Professor Hopes To Clone Mammoth
by
Jolyn Okimoto,
Associated Press Writer

1:07 AM EST; October 2, 1999; Flagstaff, AZ (AP) -- It sounds like a movie plot come to life: A Northern Arizona University Geologist aims to excavate and clone a woolly mammoth from DNA. Larry Agenbroad concedes that cloning the animal is unlikely. Still, he says biologists remain optimistic and he is excited about the project.

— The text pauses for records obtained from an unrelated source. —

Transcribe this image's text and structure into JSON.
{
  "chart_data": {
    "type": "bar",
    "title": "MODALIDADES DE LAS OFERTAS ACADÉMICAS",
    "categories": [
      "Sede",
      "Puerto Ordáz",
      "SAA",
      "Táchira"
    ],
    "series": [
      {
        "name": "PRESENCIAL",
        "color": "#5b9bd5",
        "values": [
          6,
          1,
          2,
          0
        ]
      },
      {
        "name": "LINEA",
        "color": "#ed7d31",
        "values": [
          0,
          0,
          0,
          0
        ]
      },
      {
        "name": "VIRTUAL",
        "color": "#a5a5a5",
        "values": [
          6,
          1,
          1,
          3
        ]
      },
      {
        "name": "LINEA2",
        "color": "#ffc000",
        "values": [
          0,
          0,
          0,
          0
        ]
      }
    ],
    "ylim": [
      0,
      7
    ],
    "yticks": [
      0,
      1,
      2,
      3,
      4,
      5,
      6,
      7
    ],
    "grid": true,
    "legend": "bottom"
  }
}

Agenbroad is part of an international team of scientists whose first task is to cut the cloning candidate -- the likes of which roamed the Earth about two million years ago.

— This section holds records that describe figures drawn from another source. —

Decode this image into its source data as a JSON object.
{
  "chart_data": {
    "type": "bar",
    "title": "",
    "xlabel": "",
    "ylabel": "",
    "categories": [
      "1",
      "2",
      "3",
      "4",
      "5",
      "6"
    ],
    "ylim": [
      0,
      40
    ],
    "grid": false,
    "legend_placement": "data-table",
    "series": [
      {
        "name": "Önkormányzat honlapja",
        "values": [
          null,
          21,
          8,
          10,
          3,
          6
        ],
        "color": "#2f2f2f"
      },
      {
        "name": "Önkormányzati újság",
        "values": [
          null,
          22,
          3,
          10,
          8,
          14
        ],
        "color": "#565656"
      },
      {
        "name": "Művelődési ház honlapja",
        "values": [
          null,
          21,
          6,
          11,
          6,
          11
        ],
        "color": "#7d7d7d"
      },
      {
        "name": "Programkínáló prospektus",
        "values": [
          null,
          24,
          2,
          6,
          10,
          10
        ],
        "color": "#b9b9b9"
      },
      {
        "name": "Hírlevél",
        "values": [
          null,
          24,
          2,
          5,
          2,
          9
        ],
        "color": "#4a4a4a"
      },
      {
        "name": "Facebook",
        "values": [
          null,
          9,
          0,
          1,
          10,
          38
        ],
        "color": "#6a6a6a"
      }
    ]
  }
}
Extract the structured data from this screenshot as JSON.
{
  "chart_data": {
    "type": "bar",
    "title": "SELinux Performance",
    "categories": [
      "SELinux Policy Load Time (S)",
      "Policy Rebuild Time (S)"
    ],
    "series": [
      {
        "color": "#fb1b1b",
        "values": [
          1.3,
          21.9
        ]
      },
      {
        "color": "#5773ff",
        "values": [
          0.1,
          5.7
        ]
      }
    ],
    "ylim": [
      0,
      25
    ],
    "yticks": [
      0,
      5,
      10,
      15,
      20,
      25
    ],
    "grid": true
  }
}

The adult male mammoth, estimated to be about 40 years old when it became frozen, was found by a 9-year-old nomadic reindeer herder in 1997. It's been named Jarkov, after the boy's family. "To feel the skin and touch the flesh of the mammoth will be quite spectacular. It's the closest I've gotten to an animal I've been chasing for more than 30 years," said Agenbroad, sitting in an office crammed full of mammoth bones, teeth, figurines, and paintings.

Agenbroad and scientists from the Netherlands, France and Russia, are removing the ice-encased animal from the Taimyr Peninsula in Siberia and airlifting it more than 200 miles to the city of Khatanga. The mammoth will be kept frozen there in an underground tunnel, where scientists will study the 11-foot-tall animal. Besides analyzing dirt, pollen, and even its stomach contents, a primary task is to extract DNA for cloning.

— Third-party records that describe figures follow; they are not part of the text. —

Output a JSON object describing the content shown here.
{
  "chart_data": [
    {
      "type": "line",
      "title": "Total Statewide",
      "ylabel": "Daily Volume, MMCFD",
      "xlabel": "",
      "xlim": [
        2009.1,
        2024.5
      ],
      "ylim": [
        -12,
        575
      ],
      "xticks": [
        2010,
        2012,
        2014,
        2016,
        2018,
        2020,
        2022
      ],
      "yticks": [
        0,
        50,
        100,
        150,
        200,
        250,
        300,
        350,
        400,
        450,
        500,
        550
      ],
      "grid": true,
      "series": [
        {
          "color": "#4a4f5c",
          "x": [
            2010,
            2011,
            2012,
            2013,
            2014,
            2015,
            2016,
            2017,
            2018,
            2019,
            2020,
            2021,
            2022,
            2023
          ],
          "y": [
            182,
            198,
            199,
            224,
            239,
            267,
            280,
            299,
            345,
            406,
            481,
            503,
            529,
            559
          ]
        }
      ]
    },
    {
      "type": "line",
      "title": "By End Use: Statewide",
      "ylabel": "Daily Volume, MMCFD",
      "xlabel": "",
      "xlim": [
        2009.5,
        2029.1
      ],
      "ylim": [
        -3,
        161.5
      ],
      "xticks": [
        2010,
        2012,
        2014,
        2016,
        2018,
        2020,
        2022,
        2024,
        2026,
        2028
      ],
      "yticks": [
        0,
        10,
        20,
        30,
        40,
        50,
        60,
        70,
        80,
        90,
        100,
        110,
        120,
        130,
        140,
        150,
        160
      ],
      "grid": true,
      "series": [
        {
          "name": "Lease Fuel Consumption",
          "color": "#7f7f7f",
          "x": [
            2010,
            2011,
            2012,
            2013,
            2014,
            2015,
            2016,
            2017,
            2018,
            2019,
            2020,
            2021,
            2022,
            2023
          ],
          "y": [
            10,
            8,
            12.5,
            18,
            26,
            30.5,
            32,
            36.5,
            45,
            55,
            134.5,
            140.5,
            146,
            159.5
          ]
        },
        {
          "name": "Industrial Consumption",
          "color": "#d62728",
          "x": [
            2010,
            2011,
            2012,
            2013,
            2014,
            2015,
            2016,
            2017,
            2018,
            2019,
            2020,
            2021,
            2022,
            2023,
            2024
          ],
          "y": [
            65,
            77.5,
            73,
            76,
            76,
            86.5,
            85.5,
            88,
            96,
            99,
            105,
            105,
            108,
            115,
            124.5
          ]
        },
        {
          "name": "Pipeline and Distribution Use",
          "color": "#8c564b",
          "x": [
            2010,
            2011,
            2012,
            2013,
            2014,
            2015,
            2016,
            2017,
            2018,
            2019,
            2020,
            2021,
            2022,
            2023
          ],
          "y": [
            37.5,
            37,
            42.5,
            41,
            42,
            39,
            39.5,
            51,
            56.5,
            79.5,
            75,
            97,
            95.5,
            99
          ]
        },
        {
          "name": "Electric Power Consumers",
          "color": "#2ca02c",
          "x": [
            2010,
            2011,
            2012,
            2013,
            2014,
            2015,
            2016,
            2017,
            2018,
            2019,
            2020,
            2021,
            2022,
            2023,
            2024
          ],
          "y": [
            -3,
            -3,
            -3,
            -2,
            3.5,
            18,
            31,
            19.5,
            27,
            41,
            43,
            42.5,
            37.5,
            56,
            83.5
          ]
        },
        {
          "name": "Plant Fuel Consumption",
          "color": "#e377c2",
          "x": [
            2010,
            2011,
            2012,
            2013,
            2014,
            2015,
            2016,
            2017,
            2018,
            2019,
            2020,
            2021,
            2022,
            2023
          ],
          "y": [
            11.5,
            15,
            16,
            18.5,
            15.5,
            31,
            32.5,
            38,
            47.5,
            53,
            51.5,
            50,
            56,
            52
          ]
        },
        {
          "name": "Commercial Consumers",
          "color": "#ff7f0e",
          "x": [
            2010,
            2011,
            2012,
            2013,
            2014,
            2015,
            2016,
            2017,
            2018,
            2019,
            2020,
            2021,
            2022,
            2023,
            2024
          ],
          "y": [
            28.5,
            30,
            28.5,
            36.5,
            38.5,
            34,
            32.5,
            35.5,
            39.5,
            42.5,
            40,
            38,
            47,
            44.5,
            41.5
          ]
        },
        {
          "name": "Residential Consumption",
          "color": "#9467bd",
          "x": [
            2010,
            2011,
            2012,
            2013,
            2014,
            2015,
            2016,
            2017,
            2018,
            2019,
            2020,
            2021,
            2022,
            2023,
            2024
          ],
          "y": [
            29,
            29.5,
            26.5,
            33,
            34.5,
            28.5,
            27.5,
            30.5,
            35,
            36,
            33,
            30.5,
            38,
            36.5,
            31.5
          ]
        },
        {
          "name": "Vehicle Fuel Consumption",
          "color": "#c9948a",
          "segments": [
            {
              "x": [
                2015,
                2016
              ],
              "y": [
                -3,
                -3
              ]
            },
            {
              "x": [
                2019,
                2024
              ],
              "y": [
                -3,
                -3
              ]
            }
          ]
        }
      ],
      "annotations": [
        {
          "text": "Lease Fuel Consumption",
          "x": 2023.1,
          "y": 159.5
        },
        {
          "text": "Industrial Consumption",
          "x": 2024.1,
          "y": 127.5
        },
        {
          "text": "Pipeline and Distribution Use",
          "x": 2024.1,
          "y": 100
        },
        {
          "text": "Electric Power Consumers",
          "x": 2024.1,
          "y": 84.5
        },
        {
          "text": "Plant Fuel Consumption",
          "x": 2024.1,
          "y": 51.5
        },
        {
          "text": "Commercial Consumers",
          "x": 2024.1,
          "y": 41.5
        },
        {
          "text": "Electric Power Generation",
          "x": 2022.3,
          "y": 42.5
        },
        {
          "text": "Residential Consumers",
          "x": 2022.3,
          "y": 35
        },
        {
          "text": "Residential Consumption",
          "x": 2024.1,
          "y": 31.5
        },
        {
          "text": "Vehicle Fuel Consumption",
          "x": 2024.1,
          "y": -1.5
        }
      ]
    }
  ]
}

The cloning process involves putting DNA from the mammoth into an Asian elephant's egg that has been stripped of elephant genes. So even though an elephant would give birth, the baby would be a mammoth, not a hybrid, Agenbroad said. "I don't think (the elephant) would know the difference, though she might wonder why her baby is so hairy." Agenbroad said he is not counting on success. "I guess it would be a rarity, but the biologists are quite optimistic," he said.

A medical ethicist at the medical school and the department of philosophy at the University of Alabama at Birmingham is among the naysayers. "You need live nuclei and live eggs, plus a host mammoth mother to gestate the fetus. Because none of these are available, 'Jurassic Park' to the contrary, it won't succeed,'' Greg Pence said, referring to the movie in which cloning was used to resurrect dinosaurs.

But scientists at Texas A&M University proved last month that live cells are not needed for cloning. The team successfully cloned a steer from the hide of another that died a year ago. Still, the odds are slim for mammoth cloning, said Hessel Bouma, III, a cell biology expert at Calvin College in Grand Rapids, Michigan. "It would start with DNA not from a fresh cell, but from one haphazardly frozen by nature,'' Bouma said. "The chances of DNA being completely intact is very, very small." But why bring back the mammoth in the first place? "Why not?" asked Agenbroad. "I'd rather have a cloned mammoth than another sheep," he added, referring to Dolly, cloned in 1997 from the udder of a six-year-old ewe. Agenbroad isn't the only one excited about the cloning prospects. "I think it would be a really wonderful thing," said Paul Martin, a retired professor of geosciences and a large mammals expert from the University of Arizona. "It would be a moon shot."